How can churches work together to engage the millennial generation? In the spirit of unauthorized click-bait lists, here are five questions to ask yourself:
1. Are you inviting young people to things outside of Sunday morning?
We want to be a part of your church life, not just your church service. Invite us to coffee, ask us to help wash potluck dishes, introduce us to your families or drive us home to our student dorms. We may be hesitant about institutional religion, but if you are real with us in moments outside of worship, we might discover how our doubts and dreams are in good company. This is how church becomes what Angelika Dawson, this issue’s feature writer, calls our “tribe.”
2. Are young people only participating in things related to other young people or fixing your technology?
Meeting people of the same age can be enriching, but the intergenerational makeup of a healthy church is fairly unique. We crave friendships across generations and we have gifts to offer the whole church: preaching, seniors ministry, administration, even quilting. Especially when we’re known for our shortcomings, the church can play a role in encouraging our strengths.
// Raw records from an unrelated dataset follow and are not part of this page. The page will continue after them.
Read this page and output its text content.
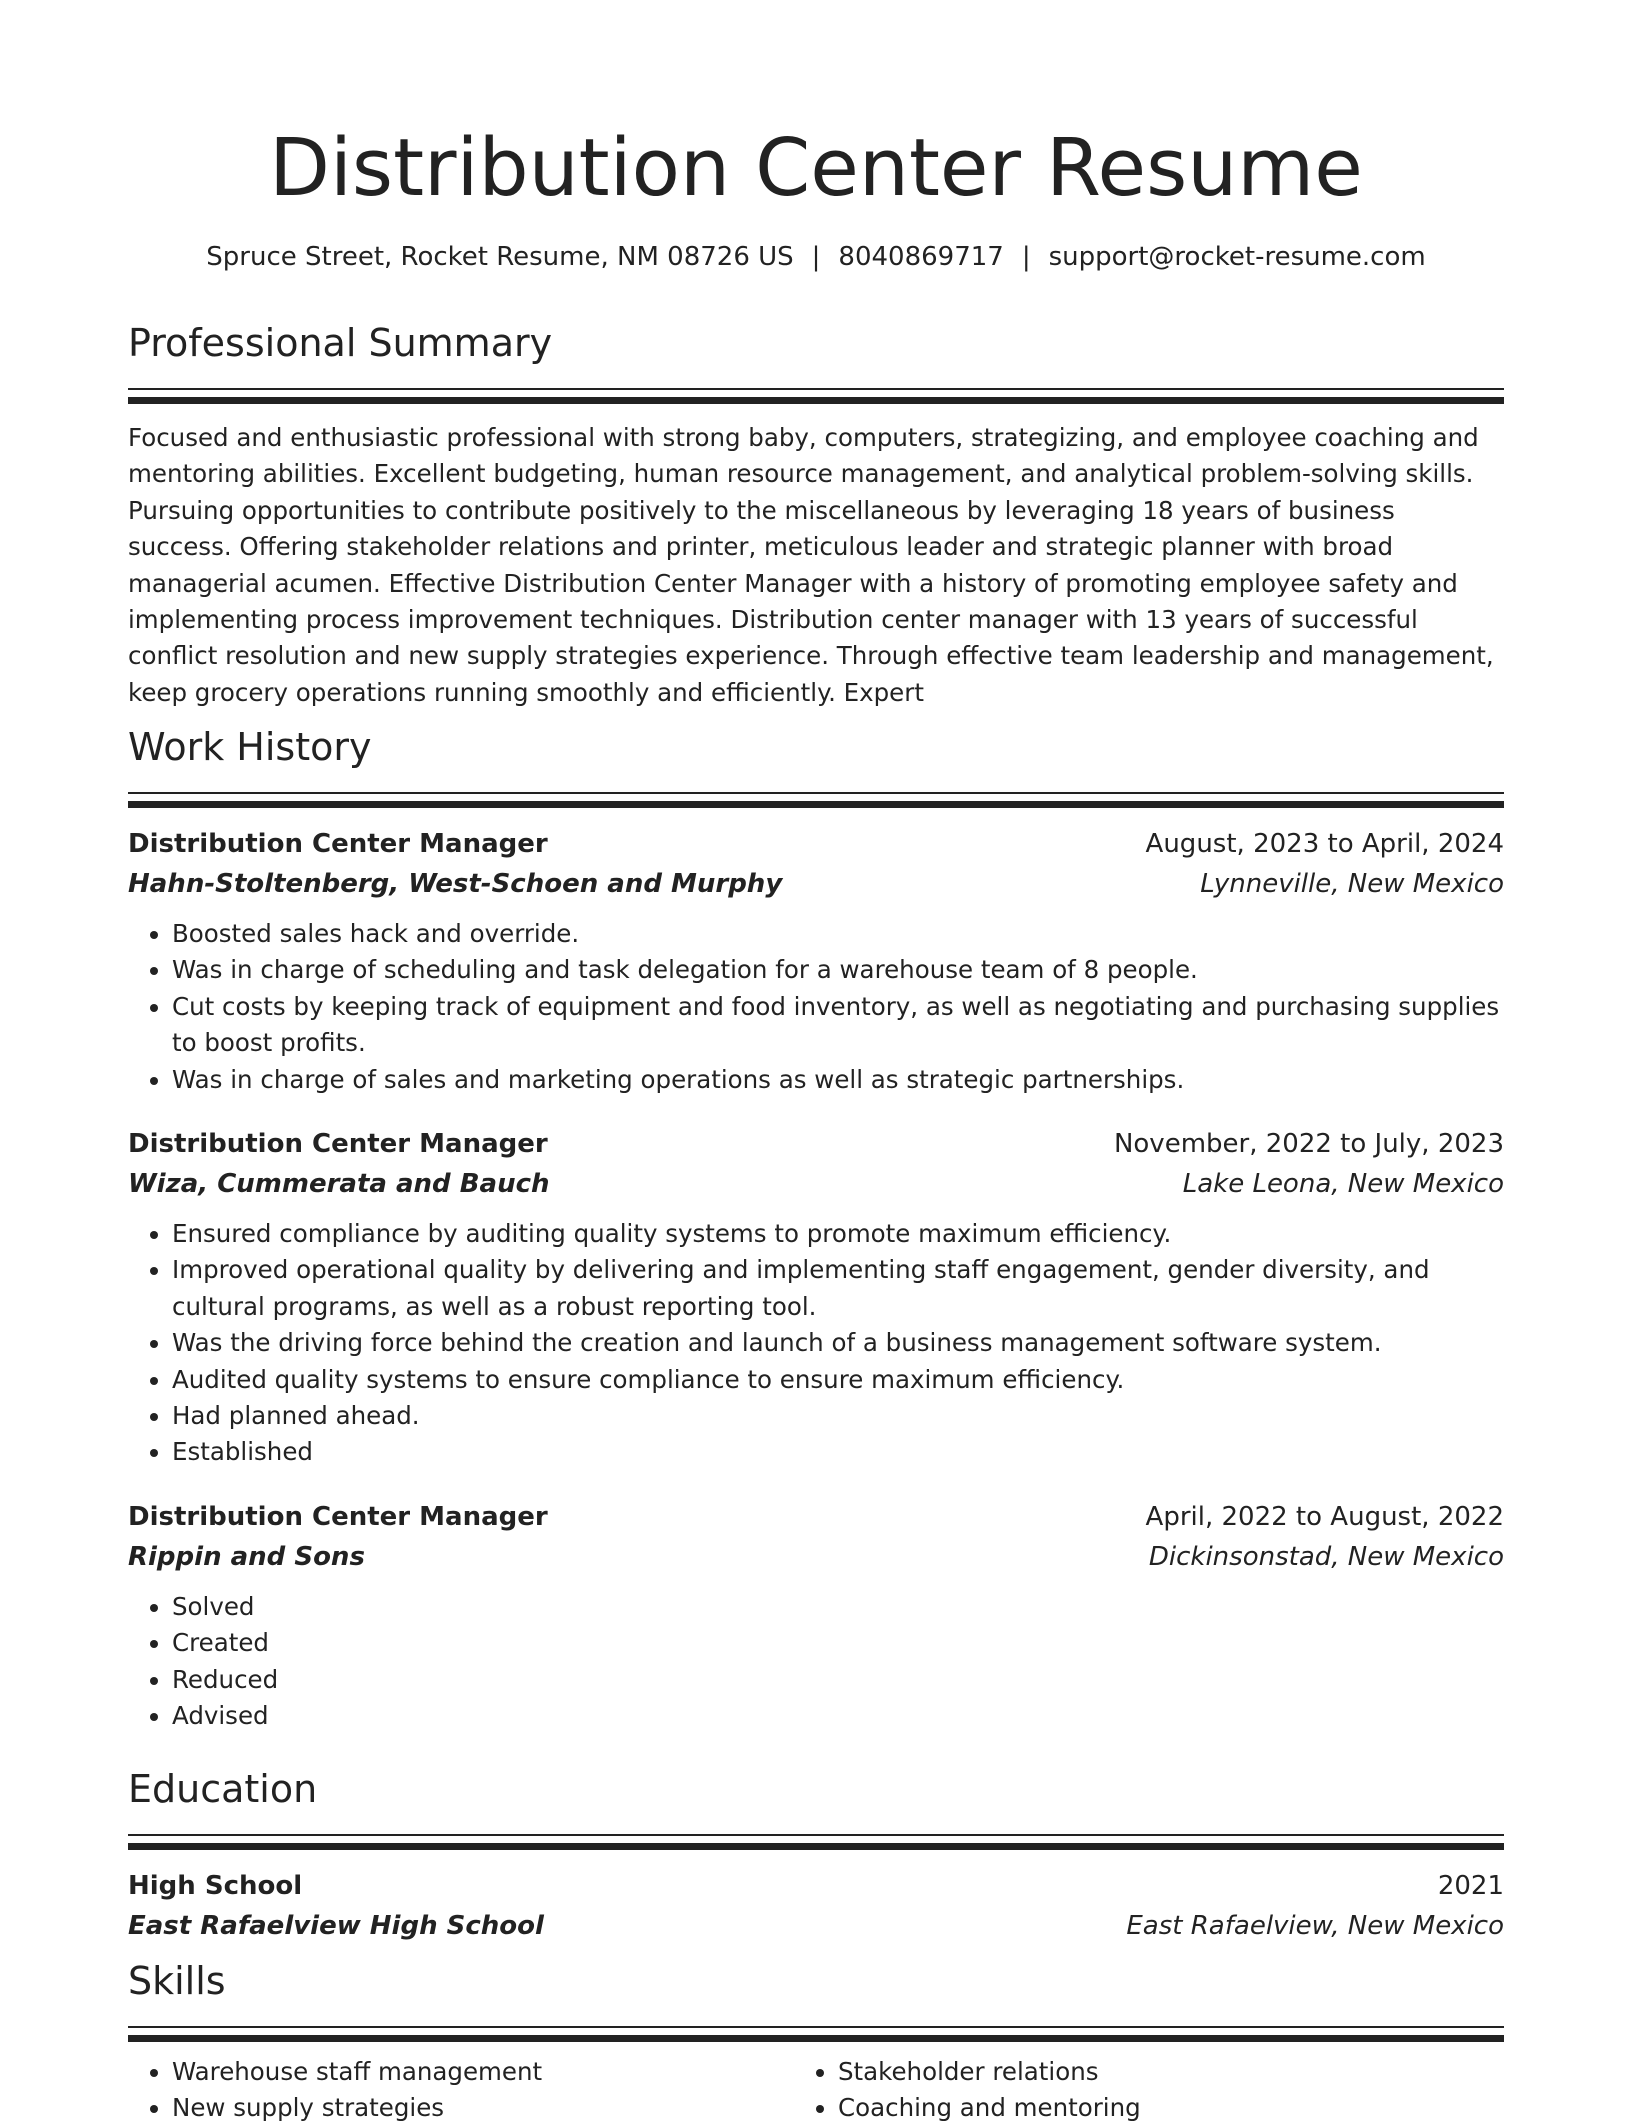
Distribution Center Resume
Spruce Street, Rocket Resume, NM 08726 US | 8040869717 | support@rocket-resume.com
Professional Summary
Focused and enthusiastic professional with strong baby, computers, strategizing, and employee coaching and mentoring abilities. Excellent budgeting, human resource management, and analytical problem-solving skills. Pursuing opportunities to contribute positively to the miscellaneous by leveraging 18 years of business success. Offering stakeholder relations and printer, meticulous leader and strategic planner with broad managerial acumen. Effective Distribution Center Manager with a history of promoting employee safety and implementing process improvement techniques. Distribution center manager with 13 years of successful conflict resolution and new supply strategies experience. Through effective team leadership and management, keep grocery operations running smoothly and efficiently. Expert
Work History
Distribution Center Manager	August, 2023 to April, 2024
Hahn-Stoltenberg, West-Schoen and Murphy	Lynneville, New Mexico
• Boosted sales hack and override.
• Was in charge of scheduling and task delegation for a warehouse team of 8 people.
• Cut costs by keeping track of equipment and food inventory, as well as negotiating and purchasing supplies to boost profits.
• Was in charge of sales and marketing operations as well as strategic partnerships.
Distribution Center Manager	November, 2022 to July, 2023
Wiza, Cummerata and Bauch	Lake Leona, New Mexico
• Ensured compliance by auditing quality systems to promote maximum efficiency.
• Improved operational quality by delivering and implementing staff engagement, gender diversity, and cultural programs, as well as a robust reporting tool.
• Was the driving force behind the creation and launch of a business management software system.
• Audited quality systems to ensure compliance to ensure maximum efficiency.
• Had planned ahead.
• Established
Distribution Center Manager	April, 2022 to August, 2022
Rippin and Sons	Dickinsonstad, New Mexico
• Solved
• Created
• Reduced
• Advised
Education
High School	2021
East Rafaelview High School	East Rafaelview, New Mexico
Skills
• Warehouse staff management
• New supply strategies
• Stakeholder relations
• Coaching and mentoring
Don’t forget: We love your enthusiastic calls, but we also burn out when over-committed (or over-committeed).
3. Do you know what we’re reading, protesting or talking about over beer?
There is nothing new about a world of inequality, violence and fear, but our technology makes us more rapidly informed and mobilized than ever before. Millennials join the Occupy Movement over social media. We watch Philando Castile’s murder at the hands of police, filmed with a camera phone. We’re baffled by fake news, incensed by colonialism, and trying to do something about it. And we believe Jesus is out there with us, but where’s the church?
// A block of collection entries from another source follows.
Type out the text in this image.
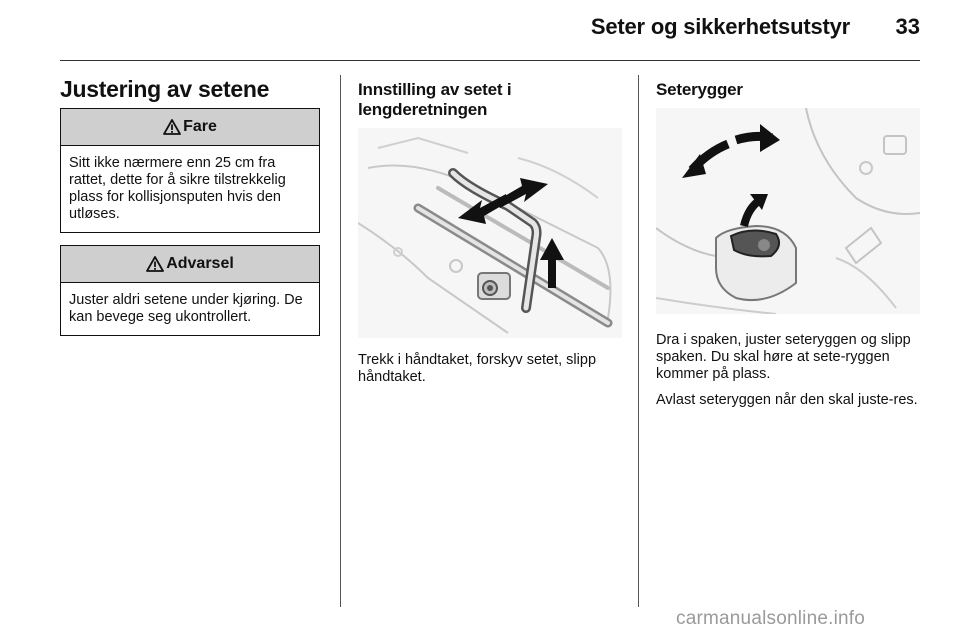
Seter og sikkerhetsutstyr	33
Justering av setene
Fare
Sitt ikke nærmere enn 25 cm fra rattet, dette for å sikre tilstrekkelig plass for kollisjonsputen hvis den utløses.
Advarsel
Juster aldri setene under kjøring. De kan bevege seg ukontrollert.
Innstilling av setet i lengderetningen

Trekk i håndtaket, forskyv setet, slipp håndtaket.

Seterygger

Dra i spaken, juster seteryggen og slipp spaken. Du skal høre at sete-ryggen kommer på plass.

Avlast seteryggen når den skal juste-res.

carmanualsonline.info
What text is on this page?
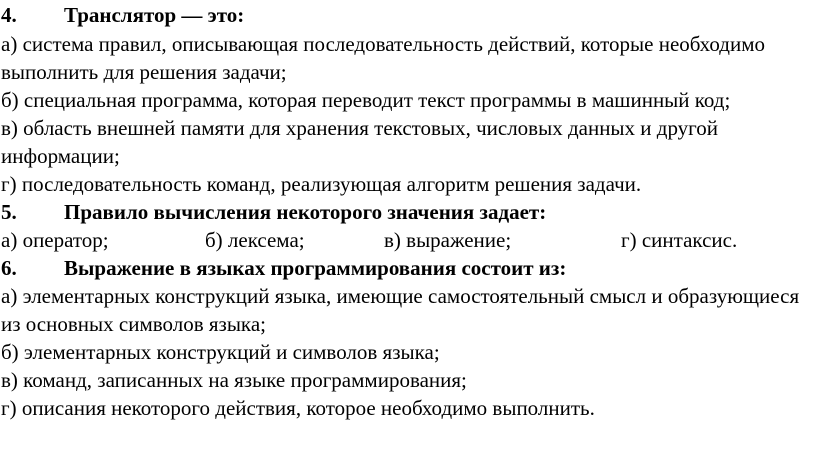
4. Транслятор — это:
а) система правил, описывающая последовательность действий, которые необходимо
выполнить для решения задачи;
б) специальная программа, которая переводит текст программы в машинный код;
в) область внешней памяти для хранения текстовых, числовых данных и другой
информации;
г) последовательность команд, реализующая алгоритм решения задачи.
5. Правило вычисления некоторого значения задает:
а) оператор;	б) лексема;	в) выражение;	г) синтаксис.
6. Выражение в языках программирования состоит из:
а) элементарных конструкций языка, имеющие самостоятельный смысл и образующиеся
из основных символов языка;
б) элементарных конструкций и символов языка;
в) команд, записанных на языке программирования;
г) описания некоторого действия, которое необходимо выполнить.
4. Do you know what we do for fun, where we volunteer or what kind of ice cream we like?
Paid work is a stressful topic for millennials. When The Economist asked, “Why aren’t millennials buying diamonds?” we tweeted back, “Because I work at a grocery store.” It’s not avocado toast that is keeping us from financial stability, but rather the impossible job market that forces us into unpaid internships and contract work without benefits.
For these reasons, we cannot be defined by our jobs or lack thereof. Change your small talk about work to, “What keeps you busy?” We can still answer about work, but we can also tell you about a new ice cream we’ve discovered or new park we’ve explored.
5. Are your interactions with us based predominantly on anxiety about departure and doubt?
It’s hard to arrive at church and be greeted with, “Wow, we haven’t seen you in a long time!” We don’t need your anxiety about our attendance added to our pre-existing confusion and guilt. If church isn’t fulfilling our needs, find out directly from us (and not from our parents) how we’re doing and if we’d like your support. Churches can’t do better at what they’re too scared to know, and millennials are hurt when our disillusionment and frustration is always dismissed as impetuous or selfish. Instead, you might learn from us about where God is leading.
Notice something familiar about this list? I hope so, because a genuine community showing genuine love is something we all want when we experience doubt, unemployment and isolation. It might be time for change in the church, but it’s not just for millennials. It’s for all of us.
Ally Siebert chooses to be a proud millennial. She lives in Ottawa, works with teenagers and is a member of the Canadian Mennonite Publishing Service Board of Directors.